Investigação apontou que no comunicado aos pais dos estudantes sobre o evento, onde havia o horário de saída e chegada, bem como valor da passagem, em nenhum momento era citado que seria franqueado aos alunos banho no circuito de cachoeiras. A informação também foi passada pelos pais do estudante, Jocely Mara Rodrigues de Oliveira e Roberto Bartola Bustamante, que permitiram o passeio ao filho como presente de aniversário. Mas asseguraram que não autorizariam se soubessem dos banhos, já que ele não sabia nadar. O corpo de Daniel foi localizado submerso a uma profundidade de 3 metros.
O projeto Aula de campo no Parque Nacional de Chapada dos Guimarães tinha como objetivo proporcionar aos alunos conhecimento da biodiversidade, correlacionada à vegetação bem como ao aspecto cultural, biológico e histórico do Parque Nacional. Após aula teórica, os grupos de estudantes de 10 a 15 anos, direcionados por guia, percorreriam o circuito de cachoeiras para observar e aprender, podendo fazer anotações sobre o conteúdo abordado e discutido durante a aula, conforme projeto apresentado pela equipe pedagógica.
Mas mesmo não citando a autorização para banho, investigação apontou que a equipe gestora responsável pela aula sabia que seria permitido aos alunos o banho nas cachoeiras, já que os estudantes foram orientados a levar roupas apropriadas. Tal fato seria de conhecimento notório no ambiente acadêmico.
A informação da autorização para banho não constava do comunicado aos pais bem como do programa de aula de campo que foi aprovado pelo Conselho Deliberativo da Comunidade Escolar, em assembleia pedagógica, antes do evento, aponta investigação.
No local onde ocorreu o afogamento do estudante placas indicam que a ocupação máxima é para 24 pessoas. Mas no dia da morte reuniu 3 grupos de estudantes com mais de 30 pessoas, monitoradas por 3 professores da escola.

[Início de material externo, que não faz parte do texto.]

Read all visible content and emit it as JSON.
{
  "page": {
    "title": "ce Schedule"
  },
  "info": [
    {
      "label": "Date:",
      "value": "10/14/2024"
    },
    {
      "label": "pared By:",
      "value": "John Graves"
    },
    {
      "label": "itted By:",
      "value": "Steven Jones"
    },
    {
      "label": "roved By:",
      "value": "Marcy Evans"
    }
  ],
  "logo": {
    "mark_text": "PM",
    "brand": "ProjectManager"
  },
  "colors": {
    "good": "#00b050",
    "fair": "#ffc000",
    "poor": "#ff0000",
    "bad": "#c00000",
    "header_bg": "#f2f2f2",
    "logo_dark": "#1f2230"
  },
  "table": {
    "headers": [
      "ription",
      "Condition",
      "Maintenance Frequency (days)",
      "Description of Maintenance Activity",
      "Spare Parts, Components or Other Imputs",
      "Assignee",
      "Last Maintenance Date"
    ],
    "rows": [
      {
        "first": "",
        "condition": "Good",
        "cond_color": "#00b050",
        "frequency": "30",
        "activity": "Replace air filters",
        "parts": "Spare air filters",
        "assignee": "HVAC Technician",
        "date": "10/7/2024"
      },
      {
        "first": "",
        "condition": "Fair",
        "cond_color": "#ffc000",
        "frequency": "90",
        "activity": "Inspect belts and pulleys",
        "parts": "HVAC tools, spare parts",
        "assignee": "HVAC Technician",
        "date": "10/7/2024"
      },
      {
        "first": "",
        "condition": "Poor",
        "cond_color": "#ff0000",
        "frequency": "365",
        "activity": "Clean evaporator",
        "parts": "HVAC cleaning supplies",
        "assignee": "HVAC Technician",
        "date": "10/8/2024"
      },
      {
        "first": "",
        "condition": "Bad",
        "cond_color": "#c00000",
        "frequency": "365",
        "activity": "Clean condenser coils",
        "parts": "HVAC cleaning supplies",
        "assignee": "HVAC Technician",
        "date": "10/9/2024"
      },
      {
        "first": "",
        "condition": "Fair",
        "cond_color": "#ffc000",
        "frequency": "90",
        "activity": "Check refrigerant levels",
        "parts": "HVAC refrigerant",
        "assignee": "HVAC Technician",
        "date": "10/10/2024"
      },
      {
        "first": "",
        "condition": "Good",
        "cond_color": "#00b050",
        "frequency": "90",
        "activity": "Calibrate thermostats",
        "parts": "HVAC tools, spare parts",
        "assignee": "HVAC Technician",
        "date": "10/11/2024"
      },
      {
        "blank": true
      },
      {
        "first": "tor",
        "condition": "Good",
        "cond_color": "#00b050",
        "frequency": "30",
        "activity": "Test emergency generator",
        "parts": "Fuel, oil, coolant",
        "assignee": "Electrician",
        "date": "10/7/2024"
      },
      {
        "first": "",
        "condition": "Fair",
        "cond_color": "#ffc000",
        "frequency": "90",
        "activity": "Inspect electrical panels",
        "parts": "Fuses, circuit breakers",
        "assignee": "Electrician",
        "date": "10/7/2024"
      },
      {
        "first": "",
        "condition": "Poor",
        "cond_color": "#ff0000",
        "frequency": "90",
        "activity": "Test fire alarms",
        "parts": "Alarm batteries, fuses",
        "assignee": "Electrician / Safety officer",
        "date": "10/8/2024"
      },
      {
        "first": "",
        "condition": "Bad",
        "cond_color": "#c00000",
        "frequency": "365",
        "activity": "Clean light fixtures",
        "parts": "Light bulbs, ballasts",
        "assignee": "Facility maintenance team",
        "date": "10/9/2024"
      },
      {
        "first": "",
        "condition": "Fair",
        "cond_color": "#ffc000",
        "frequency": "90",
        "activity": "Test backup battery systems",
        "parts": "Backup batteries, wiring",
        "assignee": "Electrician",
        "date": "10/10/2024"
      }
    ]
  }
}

Apesar de ter sido feita a varredura na água com as devidas orientações, que apenas os que sabiam nadar poderiam se banhar, estudantes que estavam no grupo com Daniel, em depoimento, confirmaram que alguns alunos praticaram malabarismos em zona profunda do curso dágua e pulavam do tronco de árvore e pedra que o margeavam sem nenhum equipamento de proteção individual e coletivo.
Em contraponto, tem-se que a atividade de banho em águas com profundidade razoável se distanciou do conceito de aula de campo e se aproximou da concepção de turismo de aventura, já que houve a exposição de alunos, na faixa etária dos 13 a 15 anos, a um risco inerente e aceito, embora descontrolado, cita Nazareth.
Outro lado
Procurada pela reportagem do Jornal A Gazeta, a diretora Joelma Adriana Teixeira disse que ela e a equipe não foram informados oficialmente sobre a finalização do inquérito e que só se manifestarão posteriormente, por meio de advogado. Reforça que a morte do estudante foi uma fatalidade e que aguardará o andamento processual junto à Justiça a quem caberá decidir sobre a responsabilização da equipe.